I'd rather pay a monthly subscription/sponsorship fee than have them depend on public money and ruin the Lakes even further.

crosstalk · 29/12/2019 13:55

Surely there can't be much wrong in using some of the millions the NPs get every year to encourage a more diverse group of people to visit them? Surely it would help make the UK more cohesive? There are several trackways in the New Forest NP ref the able bodied issue which enable wheel chair users to enjoy it but those paths are fairly peripheral. In the case of the New Forest, an inordinate amount of damage is done by commoners over grazing, cyclists and rider buggering up paths and people letting dogs off leads when birds are ground nesting.

ForalltheSaints · 29/12/2019 13:57

Transport links a must.
Some tv travel show where a person who is not white and middle class visits, perhaps to go hillwalking.

Ylvamoon · 29/12/2019 13:58

... and we are getting further away from nature and natural landscapes.

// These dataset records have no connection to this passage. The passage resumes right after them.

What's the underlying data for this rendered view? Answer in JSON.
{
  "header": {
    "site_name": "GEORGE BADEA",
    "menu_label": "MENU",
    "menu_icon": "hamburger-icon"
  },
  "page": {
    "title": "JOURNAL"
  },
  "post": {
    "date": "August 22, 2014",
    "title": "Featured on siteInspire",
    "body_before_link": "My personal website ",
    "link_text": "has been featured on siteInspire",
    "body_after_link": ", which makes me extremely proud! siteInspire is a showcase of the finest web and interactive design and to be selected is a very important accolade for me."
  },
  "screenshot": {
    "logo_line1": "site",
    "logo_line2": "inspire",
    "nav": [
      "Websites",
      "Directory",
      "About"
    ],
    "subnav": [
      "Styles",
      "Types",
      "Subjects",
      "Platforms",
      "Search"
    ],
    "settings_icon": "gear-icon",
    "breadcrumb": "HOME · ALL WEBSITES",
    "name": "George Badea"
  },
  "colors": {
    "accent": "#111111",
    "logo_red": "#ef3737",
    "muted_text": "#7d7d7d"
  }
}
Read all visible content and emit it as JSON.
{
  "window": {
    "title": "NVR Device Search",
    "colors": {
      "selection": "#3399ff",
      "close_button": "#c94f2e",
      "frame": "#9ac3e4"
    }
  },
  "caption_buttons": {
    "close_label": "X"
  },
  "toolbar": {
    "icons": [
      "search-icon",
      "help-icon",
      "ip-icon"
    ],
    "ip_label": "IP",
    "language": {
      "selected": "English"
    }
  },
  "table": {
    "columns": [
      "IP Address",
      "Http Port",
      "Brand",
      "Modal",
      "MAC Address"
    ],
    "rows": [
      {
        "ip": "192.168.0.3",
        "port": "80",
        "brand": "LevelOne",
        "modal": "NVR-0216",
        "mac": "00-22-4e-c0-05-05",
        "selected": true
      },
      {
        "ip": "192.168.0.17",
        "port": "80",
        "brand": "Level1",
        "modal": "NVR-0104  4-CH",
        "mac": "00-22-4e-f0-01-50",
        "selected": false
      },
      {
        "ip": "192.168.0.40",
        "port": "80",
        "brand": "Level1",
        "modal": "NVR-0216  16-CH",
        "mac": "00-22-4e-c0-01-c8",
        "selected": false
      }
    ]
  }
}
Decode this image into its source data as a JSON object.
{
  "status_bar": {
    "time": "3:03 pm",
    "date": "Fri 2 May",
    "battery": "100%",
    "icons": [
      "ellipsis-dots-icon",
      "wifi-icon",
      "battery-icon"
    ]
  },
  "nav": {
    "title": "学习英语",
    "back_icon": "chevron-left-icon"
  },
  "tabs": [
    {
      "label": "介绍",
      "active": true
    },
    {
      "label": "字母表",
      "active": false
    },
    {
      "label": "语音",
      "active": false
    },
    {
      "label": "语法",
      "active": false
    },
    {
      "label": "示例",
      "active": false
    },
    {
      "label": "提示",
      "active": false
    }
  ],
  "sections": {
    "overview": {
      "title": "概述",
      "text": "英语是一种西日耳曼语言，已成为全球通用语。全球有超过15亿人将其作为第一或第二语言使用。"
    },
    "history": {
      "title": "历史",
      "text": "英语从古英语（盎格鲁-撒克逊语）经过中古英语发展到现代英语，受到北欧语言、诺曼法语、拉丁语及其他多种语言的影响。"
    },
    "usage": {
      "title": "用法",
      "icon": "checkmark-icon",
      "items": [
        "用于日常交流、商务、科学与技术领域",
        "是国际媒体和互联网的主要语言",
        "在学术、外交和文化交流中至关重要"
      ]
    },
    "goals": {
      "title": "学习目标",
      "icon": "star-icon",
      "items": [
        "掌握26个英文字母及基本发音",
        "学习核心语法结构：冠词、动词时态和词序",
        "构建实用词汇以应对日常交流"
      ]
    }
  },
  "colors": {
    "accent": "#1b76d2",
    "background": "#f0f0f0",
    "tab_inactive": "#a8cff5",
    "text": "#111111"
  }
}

OneForMeToo · 29/12/2019 13:58

They want to change nature... yes just what we need more tarmac and crap.

Hill walking, camping etc will only appeal to certain people. Change it to much and those that do come won’t anymore and those that do come instead will likely do it once then never return anyway. Don’t create more skegnesses Grin

Longtalljosie · 29/12/2019 13:59

Outreach programme for inner city schools?

FairytaleofButlins · 29/12/2019 14:00

plonk a Butlins with all the trimmings in there. Done.

ElloBrian · 29/12/2019 14:00

There are already loads of schemes to promote the Lakes to less represented groups and get school kids up there etc.

What would help in practice are more buses, as someone already said, and more affordable accommodation - and yet the HYA has been closing hostels and hiked its prices so it’s less affordable. V counterproductive.

nowaypose · 29/12/2019 14:01

We took baby DS in his pram a few months ago and had no problems with it. Just saying.

ElloBrian · 29/12/2019 14:01

YHA not HYA

Loomed · 29/12/2019 14:01

This reply has been deleted

Message withdrawn at poster's request.

Youseethethingis · 29/12/2019 14:02
  • wheelchair ramp up Scaffell Pike
  • demolish old buildings to widen village roads
  • ban white people
  • drain and fill in the Lakes
  • street signs to be in at least 7 different languages
Ok so I’m mickey taking. But really, must everywhere be “diversified” to the point where it’s all the bloody same? Why can’t the Lakes just be what they are? I happen to think that what they are is wonderful. Anyone who disagrees is under no obligation to go there 🤷‍♀️
Loomed · 29/12/2019 14:03

This reply has been deleted

Message withdrawn at poster's request.